Self-Dual Matrix Norm: 0.00
Non-Dual Matrix Norm:  1.27


## NC4: Nearest Class Center

In the terminal phase of training (TPT), given a specific input, the output of the model becomes equivalent to selecting the class mean most closely aligned with that input's final-layer activations.

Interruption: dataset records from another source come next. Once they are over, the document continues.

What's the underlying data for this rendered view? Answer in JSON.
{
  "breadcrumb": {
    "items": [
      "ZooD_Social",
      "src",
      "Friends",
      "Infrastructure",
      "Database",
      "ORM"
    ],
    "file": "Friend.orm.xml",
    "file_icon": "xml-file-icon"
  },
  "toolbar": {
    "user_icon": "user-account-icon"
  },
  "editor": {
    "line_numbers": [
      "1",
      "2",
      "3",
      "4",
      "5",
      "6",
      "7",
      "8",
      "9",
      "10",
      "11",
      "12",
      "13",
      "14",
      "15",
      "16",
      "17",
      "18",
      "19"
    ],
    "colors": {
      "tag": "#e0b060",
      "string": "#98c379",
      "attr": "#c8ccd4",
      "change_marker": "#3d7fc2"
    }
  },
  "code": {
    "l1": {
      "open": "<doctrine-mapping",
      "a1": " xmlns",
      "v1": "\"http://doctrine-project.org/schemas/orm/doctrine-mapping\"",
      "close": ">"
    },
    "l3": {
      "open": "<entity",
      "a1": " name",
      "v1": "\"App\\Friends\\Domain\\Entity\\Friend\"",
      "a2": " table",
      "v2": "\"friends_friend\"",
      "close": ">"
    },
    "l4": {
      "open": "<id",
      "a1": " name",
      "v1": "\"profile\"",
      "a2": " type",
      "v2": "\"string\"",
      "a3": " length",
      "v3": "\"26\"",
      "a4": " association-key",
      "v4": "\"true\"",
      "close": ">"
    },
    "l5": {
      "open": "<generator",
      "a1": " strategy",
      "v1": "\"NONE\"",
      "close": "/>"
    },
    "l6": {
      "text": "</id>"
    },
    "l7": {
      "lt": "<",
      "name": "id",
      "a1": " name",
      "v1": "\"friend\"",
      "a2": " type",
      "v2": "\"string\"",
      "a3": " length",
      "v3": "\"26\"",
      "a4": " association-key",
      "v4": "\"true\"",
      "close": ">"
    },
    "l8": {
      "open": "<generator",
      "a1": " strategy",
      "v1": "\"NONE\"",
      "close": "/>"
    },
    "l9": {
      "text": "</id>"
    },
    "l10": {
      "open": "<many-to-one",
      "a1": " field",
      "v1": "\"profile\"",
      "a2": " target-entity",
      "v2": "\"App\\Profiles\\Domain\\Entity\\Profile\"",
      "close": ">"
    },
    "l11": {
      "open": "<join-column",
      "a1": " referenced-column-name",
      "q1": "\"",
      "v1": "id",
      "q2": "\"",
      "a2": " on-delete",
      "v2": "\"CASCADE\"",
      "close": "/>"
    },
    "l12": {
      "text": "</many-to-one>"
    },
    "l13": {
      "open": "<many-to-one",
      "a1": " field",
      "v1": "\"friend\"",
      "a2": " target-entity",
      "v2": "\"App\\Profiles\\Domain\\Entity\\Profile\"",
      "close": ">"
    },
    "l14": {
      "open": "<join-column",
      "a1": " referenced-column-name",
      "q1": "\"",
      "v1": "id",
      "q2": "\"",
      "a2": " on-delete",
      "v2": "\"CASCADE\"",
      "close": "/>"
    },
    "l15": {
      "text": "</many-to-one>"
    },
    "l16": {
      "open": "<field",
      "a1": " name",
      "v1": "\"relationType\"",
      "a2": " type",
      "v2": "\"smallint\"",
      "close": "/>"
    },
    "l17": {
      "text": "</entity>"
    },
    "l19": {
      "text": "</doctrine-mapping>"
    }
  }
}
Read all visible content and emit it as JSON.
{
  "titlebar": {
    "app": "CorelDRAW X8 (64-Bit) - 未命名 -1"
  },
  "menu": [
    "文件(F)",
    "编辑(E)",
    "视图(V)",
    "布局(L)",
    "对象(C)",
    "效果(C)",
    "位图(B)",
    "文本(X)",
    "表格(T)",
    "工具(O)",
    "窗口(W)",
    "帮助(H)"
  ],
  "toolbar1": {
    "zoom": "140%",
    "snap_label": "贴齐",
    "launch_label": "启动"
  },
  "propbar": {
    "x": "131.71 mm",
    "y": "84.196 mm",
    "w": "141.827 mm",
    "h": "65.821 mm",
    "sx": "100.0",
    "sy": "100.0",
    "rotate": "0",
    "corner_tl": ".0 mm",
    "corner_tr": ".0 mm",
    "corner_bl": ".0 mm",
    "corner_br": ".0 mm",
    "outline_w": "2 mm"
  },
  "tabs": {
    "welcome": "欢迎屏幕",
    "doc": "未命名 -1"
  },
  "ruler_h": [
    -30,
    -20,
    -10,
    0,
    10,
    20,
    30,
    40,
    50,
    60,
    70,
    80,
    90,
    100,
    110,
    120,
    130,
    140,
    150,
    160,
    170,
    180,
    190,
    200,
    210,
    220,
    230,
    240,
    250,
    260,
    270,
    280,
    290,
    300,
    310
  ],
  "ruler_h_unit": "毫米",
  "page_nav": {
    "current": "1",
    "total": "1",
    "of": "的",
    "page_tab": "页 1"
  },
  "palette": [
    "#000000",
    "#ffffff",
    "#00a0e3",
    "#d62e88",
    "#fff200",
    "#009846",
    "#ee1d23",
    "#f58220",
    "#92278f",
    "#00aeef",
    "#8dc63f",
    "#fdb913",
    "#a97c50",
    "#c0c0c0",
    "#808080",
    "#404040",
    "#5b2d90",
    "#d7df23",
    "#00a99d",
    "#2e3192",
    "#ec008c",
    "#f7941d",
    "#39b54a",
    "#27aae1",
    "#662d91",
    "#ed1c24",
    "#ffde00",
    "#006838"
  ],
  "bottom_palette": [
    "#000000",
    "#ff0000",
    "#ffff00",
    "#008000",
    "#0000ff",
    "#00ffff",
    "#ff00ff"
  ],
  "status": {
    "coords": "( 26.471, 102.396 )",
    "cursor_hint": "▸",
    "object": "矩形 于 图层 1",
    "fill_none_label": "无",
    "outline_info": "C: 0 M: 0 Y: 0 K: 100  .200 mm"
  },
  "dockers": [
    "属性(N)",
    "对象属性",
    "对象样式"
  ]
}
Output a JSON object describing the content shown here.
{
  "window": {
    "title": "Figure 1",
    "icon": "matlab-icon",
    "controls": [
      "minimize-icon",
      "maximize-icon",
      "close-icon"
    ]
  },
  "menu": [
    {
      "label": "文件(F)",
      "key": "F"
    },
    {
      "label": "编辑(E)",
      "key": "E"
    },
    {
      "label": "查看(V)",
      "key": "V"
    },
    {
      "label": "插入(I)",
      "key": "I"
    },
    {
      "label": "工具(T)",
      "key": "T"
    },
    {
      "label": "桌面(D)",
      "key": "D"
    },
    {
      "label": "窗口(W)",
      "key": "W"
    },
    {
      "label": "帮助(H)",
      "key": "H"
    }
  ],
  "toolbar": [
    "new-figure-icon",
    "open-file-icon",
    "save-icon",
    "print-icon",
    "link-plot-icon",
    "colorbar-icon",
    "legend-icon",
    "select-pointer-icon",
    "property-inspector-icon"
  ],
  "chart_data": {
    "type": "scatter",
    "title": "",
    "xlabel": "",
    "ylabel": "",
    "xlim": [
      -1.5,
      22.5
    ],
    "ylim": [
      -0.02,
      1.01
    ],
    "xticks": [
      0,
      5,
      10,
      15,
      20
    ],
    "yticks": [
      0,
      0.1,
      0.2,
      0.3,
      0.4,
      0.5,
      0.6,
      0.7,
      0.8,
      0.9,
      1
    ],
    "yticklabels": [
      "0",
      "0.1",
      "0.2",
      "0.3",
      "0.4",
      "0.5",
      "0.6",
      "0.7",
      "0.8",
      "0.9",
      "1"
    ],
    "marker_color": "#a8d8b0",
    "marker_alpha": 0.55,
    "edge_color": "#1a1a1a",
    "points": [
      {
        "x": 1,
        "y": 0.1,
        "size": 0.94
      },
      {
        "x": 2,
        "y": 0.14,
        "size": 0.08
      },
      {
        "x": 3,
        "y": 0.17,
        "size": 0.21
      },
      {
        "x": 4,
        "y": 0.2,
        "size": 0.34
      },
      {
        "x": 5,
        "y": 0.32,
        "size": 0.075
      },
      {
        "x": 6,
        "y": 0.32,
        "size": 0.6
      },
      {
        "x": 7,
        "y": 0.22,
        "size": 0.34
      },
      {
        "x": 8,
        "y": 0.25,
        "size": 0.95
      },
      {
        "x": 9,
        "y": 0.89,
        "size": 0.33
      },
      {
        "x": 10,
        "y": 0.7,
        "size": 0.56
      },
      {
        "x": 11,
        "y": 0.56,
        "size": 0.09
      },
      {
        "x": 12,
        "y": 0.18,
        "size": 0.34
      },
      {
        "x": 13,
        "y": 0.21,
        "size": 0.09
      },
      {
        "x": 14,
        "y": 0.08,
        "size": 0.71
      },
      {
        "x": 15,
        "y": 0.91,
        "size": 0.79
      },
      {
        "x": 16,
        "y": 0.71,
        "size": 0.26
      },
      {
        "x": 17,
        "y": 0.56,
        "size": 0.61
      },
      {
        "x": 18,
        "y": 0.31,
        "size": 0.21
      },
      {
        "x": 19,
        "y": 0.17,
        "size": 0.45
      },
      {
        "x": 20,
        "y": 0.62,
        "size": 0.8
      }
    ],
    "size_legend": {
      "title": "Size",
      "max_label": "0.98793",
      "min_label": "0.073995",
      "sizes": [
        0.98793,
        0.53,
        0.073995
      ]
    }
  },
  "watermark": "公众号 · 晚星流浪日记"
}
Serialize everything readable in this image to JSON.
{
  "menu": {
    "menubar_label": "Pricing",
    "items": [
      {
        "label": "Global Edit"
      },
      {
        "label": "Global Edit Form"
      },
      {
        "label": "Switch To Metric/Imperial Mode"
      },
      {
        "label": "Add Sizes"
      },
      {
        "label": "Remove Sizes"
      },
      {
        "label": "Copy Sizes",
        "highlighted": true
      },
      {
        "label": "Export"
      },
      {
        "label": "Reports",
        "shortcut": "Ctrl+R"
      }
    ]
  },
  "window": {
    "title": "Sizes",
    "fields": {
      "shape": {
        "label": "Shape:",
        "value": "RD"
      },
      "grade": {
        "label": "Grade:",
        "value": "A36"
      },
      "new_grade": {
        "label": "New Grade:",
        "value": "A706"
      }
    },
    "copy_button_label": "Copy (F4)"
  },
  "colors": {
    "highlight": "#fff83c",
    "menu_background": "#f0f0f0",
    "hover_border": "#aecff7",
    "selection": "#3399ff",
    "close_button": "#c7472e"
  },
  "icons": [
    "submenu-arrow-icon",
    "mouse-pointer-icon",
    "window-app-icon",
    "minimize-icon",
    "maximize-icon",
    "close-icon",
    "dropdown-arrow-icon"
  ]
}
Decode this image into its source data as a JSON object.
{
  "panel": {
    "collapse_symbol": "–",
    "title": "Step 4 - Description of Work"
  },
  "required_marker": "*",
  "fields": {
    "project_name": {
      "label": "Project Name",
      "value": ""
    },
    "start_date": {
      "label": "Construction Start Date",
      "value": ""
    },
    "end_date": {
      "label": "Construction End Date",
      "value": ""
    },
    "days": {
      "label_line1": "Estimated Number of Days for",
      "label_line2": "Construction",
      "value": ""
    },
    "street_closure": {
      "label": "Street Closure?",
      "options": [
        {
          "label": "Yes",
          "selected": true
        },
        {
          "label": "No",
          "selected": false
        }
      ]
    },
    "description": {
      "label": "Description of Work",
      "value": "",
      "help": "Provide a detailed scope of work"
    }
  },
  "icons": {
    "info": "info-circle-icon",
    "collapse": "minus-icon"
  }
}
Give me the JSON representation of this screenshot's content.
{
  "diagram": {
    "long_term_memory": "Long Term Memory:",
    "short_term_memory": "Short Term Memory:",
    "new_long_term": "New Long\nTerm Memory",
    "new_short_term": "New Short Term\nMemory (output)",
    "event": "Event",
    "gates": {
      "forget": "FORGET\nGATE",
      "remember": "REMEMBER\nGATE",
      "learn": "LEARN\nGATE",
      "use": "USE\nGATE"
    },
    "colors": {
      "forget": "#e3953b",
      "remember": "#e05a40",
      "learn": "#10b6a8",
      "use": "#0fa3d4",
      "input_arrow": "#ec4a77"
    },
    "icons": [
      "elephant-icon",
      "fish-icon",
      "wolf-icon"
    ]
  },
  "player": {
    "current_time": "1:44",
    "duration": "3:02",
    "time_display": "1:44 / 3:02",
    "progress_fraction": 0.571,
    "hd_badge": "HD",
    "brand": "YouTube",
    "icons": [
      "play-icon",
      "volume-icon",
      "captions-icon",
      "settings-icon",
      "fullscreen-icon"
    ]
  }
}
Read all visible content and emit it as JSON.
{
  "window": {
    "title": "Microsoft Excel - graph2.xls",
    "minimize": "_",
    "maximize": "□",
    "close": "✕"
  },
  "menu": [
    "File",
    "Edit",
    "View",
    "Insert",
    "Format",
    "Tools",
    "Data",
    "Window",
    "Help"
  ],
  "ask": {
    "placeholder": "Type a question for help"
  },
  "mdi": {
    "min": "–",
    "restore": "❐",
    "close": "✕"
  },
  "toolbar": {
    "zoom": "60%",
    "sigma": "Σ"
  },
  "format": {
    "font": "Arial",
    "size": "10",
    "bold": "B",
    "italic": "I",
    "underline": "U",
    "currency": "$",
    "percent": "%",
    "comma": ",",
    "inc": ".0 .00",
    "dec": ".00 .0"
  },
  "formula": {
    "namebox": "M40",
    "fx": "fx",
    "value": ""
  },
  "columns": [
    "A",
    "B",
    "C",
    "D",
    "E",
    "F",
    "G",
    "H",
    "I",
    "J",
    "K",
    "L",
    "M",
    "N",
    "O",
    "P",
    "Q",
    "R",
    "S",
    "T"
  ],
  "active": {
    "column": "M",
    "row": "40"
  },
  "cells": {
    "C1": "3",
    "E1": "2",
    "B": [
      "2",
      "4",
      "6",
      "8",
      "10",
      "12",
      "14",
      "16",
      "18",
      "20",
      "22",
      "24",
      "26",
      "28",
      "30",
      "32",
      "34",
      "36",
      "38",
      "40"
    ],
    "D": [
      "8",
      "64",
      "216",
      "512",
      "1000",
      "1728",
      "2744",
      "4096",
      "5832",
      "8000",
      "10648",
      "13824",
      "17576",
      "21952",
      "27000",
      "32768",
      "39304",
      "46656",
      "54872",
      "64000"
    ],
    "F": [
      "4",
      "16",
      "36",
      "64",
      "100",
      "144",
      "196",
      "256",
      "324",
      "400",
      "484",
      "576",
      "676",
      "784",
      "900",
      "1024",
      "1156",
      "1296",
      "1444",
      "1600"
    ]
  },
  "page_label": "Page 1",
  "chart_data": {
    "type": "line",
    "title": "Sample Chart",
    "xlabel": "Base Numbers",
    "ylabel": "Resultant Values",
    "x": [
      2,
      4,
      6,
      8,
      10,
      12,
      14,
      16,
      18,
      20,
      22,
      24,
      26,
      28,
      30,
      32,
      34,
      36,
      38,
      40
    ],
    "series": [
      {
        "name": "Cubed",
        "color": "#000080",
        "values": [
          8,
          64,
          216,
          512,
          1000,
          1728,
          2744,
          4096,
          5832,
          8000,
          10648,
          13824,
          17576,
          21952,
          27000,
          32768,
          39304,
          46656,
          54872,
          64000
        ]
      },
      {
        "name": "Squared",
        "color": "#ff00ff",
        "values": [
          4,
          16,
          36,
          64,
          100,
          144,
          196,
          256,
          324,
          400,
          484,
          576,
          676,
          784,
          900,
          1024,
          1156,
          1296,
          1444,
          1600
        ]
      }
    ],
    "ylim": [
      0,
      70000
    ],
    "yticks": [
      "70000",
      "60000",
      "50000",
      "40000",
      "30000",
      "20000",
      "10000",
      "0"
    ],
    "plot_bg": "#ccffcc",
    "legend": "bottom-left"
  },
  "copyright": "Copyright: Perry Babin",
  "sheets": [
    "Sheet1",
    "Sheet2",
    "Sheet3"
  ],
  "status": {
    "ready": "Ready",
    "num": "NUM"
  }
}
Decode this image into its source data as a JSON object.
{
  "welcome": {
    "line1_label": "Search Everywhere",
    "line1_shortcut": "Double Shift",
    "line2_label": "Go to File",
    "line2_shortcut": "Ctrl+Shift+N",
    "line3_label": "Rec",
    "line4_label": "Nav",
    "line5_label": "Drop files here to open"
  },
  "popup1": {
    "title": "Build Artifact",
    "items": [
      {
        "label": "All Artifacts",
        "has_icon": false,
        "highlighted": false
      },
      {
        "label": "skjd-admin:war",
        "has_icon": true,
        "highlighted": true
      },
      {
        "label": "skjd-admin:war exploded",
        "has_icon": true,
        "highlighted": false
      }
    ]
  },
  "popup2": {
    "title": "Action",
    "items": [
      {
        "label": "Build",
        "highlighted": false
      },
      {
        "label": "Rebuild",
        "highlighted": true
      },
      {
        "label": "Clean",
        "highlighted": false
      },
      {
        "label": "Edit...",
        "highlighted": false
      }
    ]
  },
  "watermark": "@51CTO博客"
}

This follows from NC1-NC3, as shown below.

In [25]:
# Following NC1 and NC2, we assume that the features for each class have converged to
# their class means, and the centered class means form an ETF.
class_means = torch.rand((6,10))
class_means = torch.linalg.qr(class_means.T, mode='reduced')[0].T
class_means = class_means - class_means.mean(dim=0, keepdim=True)

# Following NC3, we assume the linear classifier is a scaled version of the class means
linear_weights = class_means * torch.rand((1))

# Given a new set of input features, we show that max linear output and the max class
# mean similarity (as measured by min L2 distance) agree
input_features = torch.rand(8,10)
linear_outputs = torch.argmax(torch.matmul(linear_weights, input_features.T), dim=0)
nearest_class = input_features[None,:,:] - class_means[:,None,:]
nearest_class = torch.argmin(torch.linalg.vector_norm(nearest_class, dim=2),dim=0)
print('Linear outputs:     ', linear_outputs)
print('Nearest class means:', nearest_class)

Linear outputs:      tensor([5, 2, 2, 1, 5, 5, 2, 2])
Nearest class means: tensor([5, 2, 2, 1, 5, 5, 2, 2])


One additional note is that the bias vector of the linear classifier (left out / set to zero in this example) could potentially cause disagreement between the linear outputs and nearest class means.

They measure this as the percentage of disagreements between the linear output and the nearest class center (NCC) classifications.

In [26]:
samples = 100
input_features = torch.rand(samples,10)
linear_outputs = torch.argmax(torch.matmul(linear_weights, input_features.T), dim=0)
nearest_class = input_features[None,:,:] - class_means[:,None,:]
nearest_class = torch.argmin(torch.linalg.vector_norm(nearest_class, dim=2),dim=0)
disagreement = (linear_outputs != nearest_class).sum() / samples
print(f'Disagreement between linear output and NCC: {disagreement:.1%}')

Disagreement between linear output and NCC: 0.0%


# References

Papyan, V., Han, X. Y., & Donoho, D. L. Prevalence of Neural Collapse during the Terminal Phase of Deep Learning Training. PNAS, 2020.

Hong, W., & Ling, S. Neural Collapse for Unconstrained Feature Model under Cross-entropy Loss with Imbalanced Data. JMLR, 2024.